И все-таки Ломоносов в корне противостоит традициям «научной поэзии» в том их виде, как они сложились к моменту его творческого созревания. Для Лукреция, Поупа, Вольтера характерно, прежде всего, позитивное изложение ч у ж и х учений. Перед ними действительно стояла проблема «гармонического соединения», «органического синтеза» поэзии и науки. Поэзия для них — свое, наука — внешнее, в поэтическом изложении происходило снятие этого противоречия. Ломоносов же интересен тем, что в его сознании наука и поэзия не были антагонистически разорваны. В стихах его выражено прежде всего лирическое переживание истины, явившейся ему, пронизавшей все его существо, — истины, облеченной не в понятие, а в художественный образ. Причем этот образ истины сразу начинает жить своею жизнью, управляет всем произведением. Ведь строго рассуждая, в «Утреннем размышлении» физическая картина состояния солнечного вещества вовсе даже и не аргументирована научно, а угадана художественно. Здесь не гипотеза, а образ. Точно так же и в «Вечернем размышлении» не разбор различных ученых мнений о природе северных сияний лежит в основе произведения (это было бы приличнее для «специмена», диссертации), но, говоря словами Ломоносова, «священный ужас» перед неисчислимым разнообразием таинственных, еще не объясненных явлений природы.
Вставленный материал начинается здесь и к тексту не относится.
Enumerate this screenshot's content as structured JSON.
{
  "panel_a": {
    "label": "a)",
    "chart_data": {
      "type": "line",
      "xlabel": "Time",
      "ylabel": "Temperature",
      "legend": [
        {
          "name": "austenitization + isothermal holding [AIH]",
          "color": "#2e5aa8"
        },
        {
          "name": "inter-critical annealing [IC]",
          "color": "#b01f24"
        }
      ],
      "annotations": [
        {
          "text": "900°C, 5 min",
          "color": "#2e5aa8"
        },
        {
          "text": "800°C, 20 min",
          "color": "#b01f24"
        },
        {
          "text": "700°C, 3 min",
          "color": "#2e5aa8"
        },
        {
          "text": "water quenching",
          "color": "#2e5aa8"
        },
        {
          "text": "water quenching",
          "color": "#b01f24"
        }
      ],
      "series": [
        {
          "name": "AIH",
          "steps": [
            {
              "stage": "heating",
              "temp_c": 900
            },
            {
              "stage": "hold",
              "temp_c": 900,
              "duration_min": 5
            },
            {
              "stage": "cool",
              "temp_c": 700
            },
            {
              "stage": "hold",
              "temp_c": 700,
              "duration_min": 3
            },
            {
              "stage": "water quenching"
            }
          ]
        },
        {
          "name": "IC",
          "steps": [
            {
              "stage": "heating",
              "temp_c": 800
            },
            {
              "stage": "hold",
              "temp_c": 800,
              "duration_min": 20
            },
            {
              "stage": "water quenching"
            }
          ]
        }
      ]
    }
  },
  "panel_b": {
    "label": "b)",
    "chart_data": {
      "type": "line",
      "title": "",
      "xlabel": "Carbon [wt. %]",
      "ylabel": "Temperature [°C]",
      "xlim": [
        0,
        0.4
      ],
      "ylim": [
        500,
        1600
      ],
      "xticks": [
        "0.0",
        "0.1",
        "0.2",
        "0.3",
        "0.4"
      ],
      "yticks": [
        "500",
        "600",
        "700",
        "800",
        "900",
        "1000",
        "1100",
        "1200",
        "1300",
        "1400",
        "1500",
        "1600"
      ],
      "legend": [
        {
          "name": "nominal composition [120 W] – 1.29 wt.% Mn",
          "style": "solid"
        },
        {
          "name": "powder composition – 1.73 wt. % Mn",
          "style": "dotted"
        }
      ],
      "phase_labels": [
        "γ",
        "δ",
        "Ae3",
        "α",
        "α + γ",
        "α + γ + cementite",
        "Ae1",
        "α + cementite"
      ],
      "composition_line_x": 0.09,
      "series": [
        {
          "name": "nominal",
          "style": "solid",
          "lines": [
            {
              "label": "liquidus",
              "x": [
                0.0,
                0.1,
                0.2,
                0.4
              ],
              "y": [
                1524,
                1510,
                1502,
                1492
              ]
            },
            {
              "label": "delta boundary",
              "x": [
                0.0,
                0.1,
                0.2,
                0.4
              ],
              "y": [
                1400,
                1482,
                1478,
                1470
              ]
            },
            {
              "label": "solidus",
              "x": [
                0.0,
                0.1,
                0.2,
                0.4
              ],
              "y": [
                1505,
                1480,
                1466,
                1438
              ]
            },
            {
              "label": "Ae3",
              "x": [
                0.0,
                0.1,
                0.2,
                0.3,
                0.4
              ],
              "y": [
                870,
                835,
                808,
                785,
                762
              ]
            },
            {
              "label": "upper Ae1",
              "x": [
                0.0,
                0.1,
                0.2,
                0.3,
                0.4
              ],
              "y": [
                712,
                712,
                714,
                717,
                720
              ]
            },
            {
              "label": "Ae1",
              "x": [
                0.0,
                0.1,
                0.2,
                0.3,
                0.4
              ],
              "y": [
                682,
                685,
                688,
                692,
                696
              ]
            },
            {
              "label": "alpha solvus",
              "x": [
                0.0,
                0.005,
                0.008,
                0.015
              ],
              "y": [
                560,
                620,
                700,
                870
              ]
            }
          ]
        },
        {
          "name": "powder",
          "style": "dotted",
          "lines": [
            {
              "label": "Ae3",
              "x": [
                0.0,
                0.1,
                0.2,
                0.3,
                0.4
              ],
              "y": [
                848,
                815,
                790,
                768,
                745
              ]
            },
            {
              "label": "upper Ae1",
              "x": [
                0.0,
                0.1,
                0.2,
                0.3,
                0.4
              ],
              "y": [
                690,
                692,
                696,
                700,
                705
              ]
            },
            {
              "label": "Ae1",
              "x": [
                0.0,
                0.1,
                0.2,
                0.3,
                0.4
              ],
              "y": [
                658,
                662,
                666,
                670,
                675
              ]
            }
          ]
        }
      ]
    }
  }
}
Не случайно он предваряет свои вопросы к «книжкам» такими стихами, в которых выражено недоумение по поводу того, что природа нарушает свой же «устав»:
Но где ж, натура, твой закон?
С полночных стран встает заря!
Не солнце ль ставит там свой трон?
Не льдисты ль мещут огнь моря?
Се хладный пламень нас покрыл!
Се в ночь на землю день вступил!
Так, несколькими энергичными мазками Ломоносов создает художественный образ занимающихся полярных сполохов. Это не детальное научное описание северного сияния, но именно художественная картина его. Реальное явление здесь с самого начала растворено в переживании. Здесь, по сути, нет физической проблемы, есть проблема духовная. И хотя дальше Ломоносов задает «книжникам» вопросы, связанные с физикой, главное в них — смятение души, во что бы то ни стало стремящейся к раскрытию тайны: разрешите же сомнение! «Скажите, что нас так мятет»!